Sonata19
Zn2+-dependent competition between CD4 and CD8α coreceprtor for Lck tyrosine kinase
Project number: 2023/51/D/NZ1/01979
PI: dr Anna Kocyła
Zinc as a Molecular Bridge in Immune Signaling
Cellular signaling relies heavily on precise protein interactions, which are essential for immune system function. While many of these interactions occur through direct contact, some require a molecular facilitator. Metal ions—especially zinc (Zn²⁺)—play a critical role in this context.
Zinc possesses a unique ability to bind to specific amino acid residues, acting as a dynamic stabilizer that can hold protein complexes together and release them when needed. This project investigates the molecular basis of the first known Zn²⁺-dependent protein heterodimer: the interaction between CD4/CD8 coreceptors and the tyrosine kinase Lck.
CD4 and CD8 use Zn²⁺ to anchor Lck near the T cell receptor (TCR), enabling the initiation of immune signaling. Although both coreceptors perform similar functions in Lck recruitment, they differ significantly in their amino acid sequences and define two distinct T cell populations. CD4⁺ T cells (helper cells) activate other immune cells, while CD8⁺ T cells (cytotoxic cells) directly eliminate infected targets.

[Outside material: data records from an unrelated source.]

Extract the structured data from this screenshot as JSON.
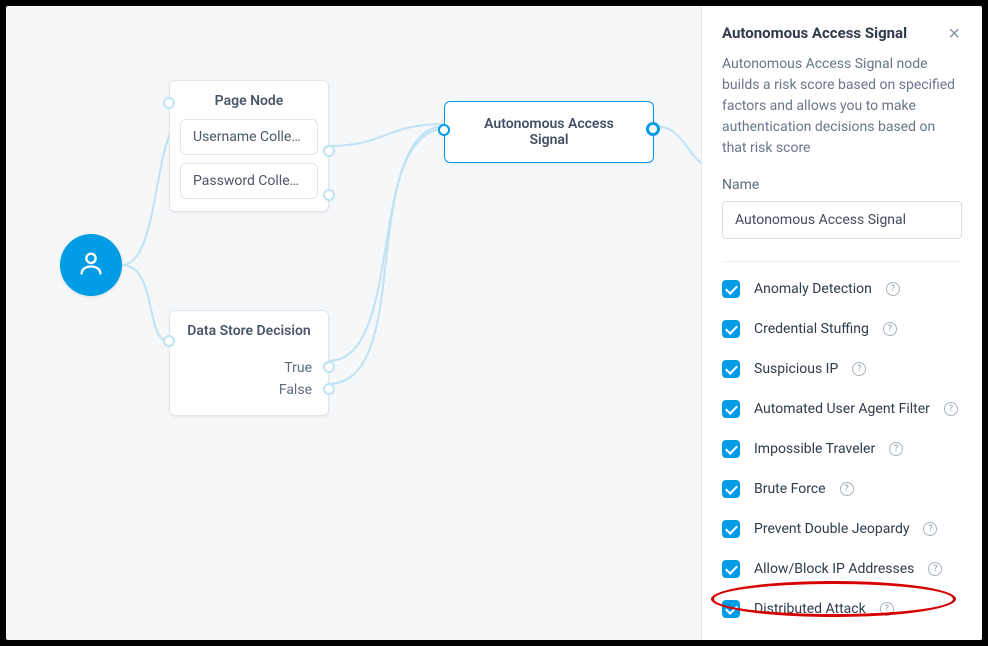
{
  "canvas": {
    "start_node_icon": "person-icon",
    "page_node": {
      "title": "Page Node",
      "slots": [
        "Username Colle…",
        "Password Collec…"
      ]
    },
    "data_store": {
      "title": "Data Store Decision",
      "outcomes": [
        "True",
        "False"
      ]
    },
    "target": {
      "title": "Autonomous Access Signal"
    }
  },
  "panel": {
    "title": "Autonomous Access Signal",
    "description": "Autonomous Access Signal node builds a risk score based on specified factors and allows you to make authentication decisions based on that risk score",
    "name_label": "Name",
    "name_value": "Autonomous Access Signal",
    "options": [
      "Anomaly Detection",
      "Credential Stuffing",
      "Suspicious IP",
      "Automated User Agent Filter",
      "Impossible Traveler",
      "Brute Force",
      "Prevent Double Jeopardy",
      "Allow/Block IP Addresses",
      "Distributed Attack"
    ]
  },
  "colors": {
    "accent": "#009ce5",
    "edge": "#bfe2f4",
    "annotation": "#d60000"
  }
}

Exploring Zinc-Dependent Complexes in T Cell Differentiation
CD4⁺ and CD8⁺ T cells originate from common CD4⁺CD8⁺ precursors, with Lck playing a crucial role in their developmental commitment. Since Zn²⁺ is essential for the formation of CD4/CD8-Lck complexes, this project aims to answer several key questions:
- What is the optimal Zn²⁺ concentration for stabilizing CD4-Lck and CD8-Lck interactions?
- Which amino acid residues enhance or weaken the formation of these complexes?
- How do variations in CD4/CD8-Lck complexes influence immune signaling and cell fate decisions?
To address these questions, the project integrates multiple research strategies:
- Biophysical characterization using model membranes that mimic cellular conditions.
- Yeast-based screening to identify CD4/CD8-Lck variants with different Zn²⁺ affinities.
- Cellular assays to evaluate the signaling behavior of these complexes in model cell lines.
These investigations aim to deepen our understanding of zinc-mediated immune signalling and may inform future therapeutic approaches for immune-related disorders.